BAC-based Sequencing of the Genome. We will then take a tiling path of BAC clones across the genome (currently being developed from the BAC physical map) and subject the entire set to standard shotgun sequencing; the results will be combined with the WGS reads. The merged data set will provide the ordered, anchored full shotgun coverage of the mouse sequence that will be the substrate for the completion of the finished, high quality mouse sequence that is the ultimate goal. We anticipate that deep shotgun coverage (leaving relatively few gaps) will be achieved in about 2 years, with the exact time frame depending on the precise amount of funding available. (The sequencing capacity is in place, inasmuch as the deep shotgun phase for the human is essentially done.) We will then turn to the finishing of the sequence and the remaining gaps.
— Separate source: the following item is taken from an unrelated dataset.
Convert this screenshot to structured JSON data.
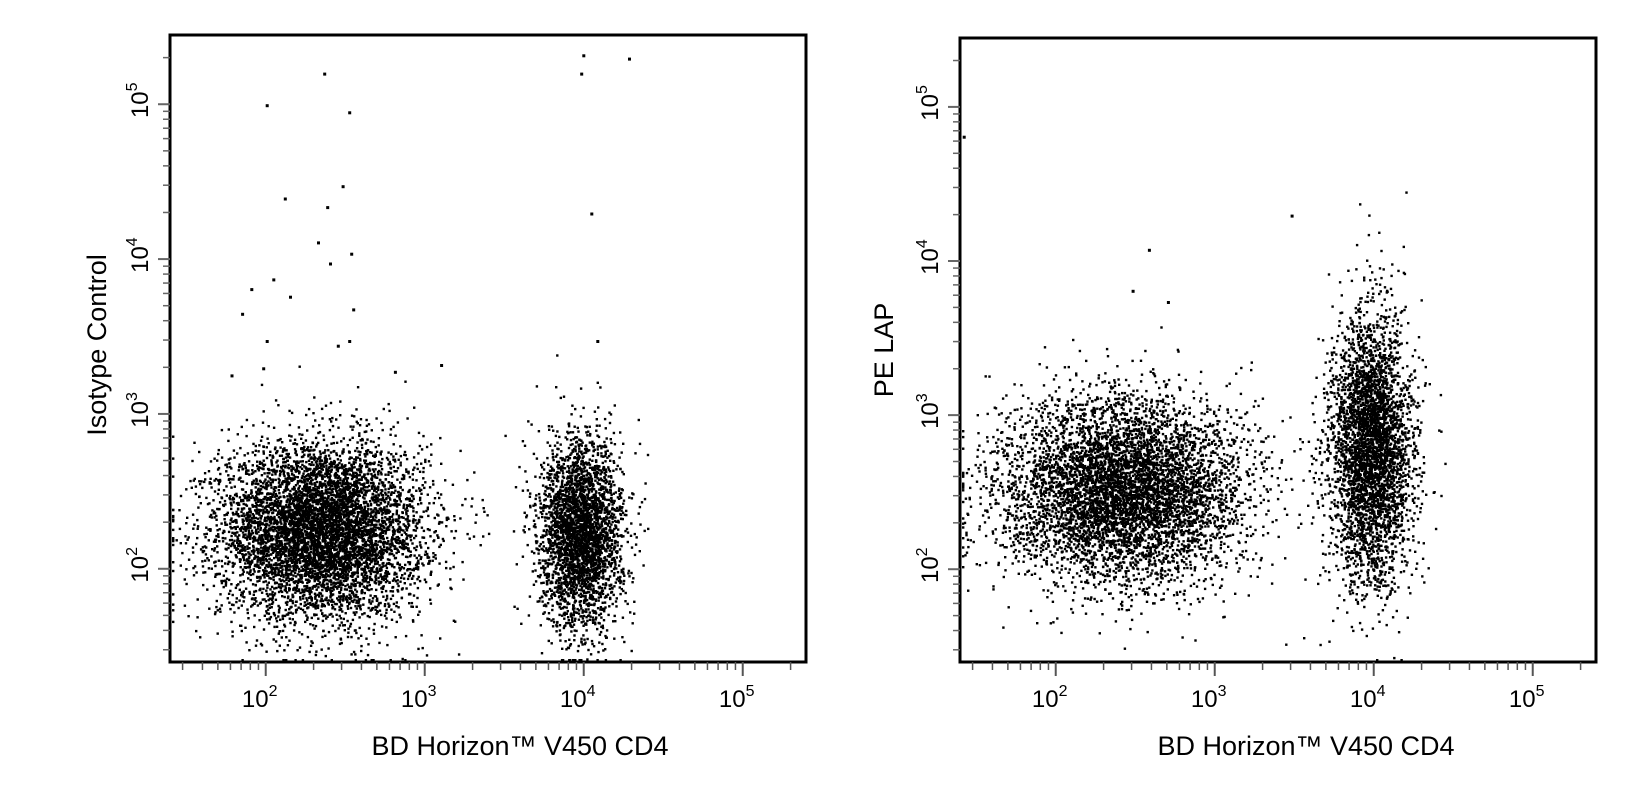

Sequencing of Individual BACs. NHGRI continues to provide the opportunity for investigators to obtain priority sequencing of individual BACs (or small contigs) of particularly high biological interest (http://www.nih.gov/science/models/bacsequencing/). In fact, this program is under-subscribed and has adequate capacity to accept many additional requests.

I hope that this information is useful to you and would appreciate advice from any members of this listserve as to how to make it more widely known in the mammalian genetics community. Please feel free to distribute this summary yourselves as you see fit.

To ensure better communication and good responsiveness to the community, we will shortly establish a web site containing information and pointers for the mouse community about the available resources, which we will update regularly.

Finally, let me re-emphasize that the HGP is deeply committed to generating these data as rapidly as possible and to serving the mouse community as well as possible.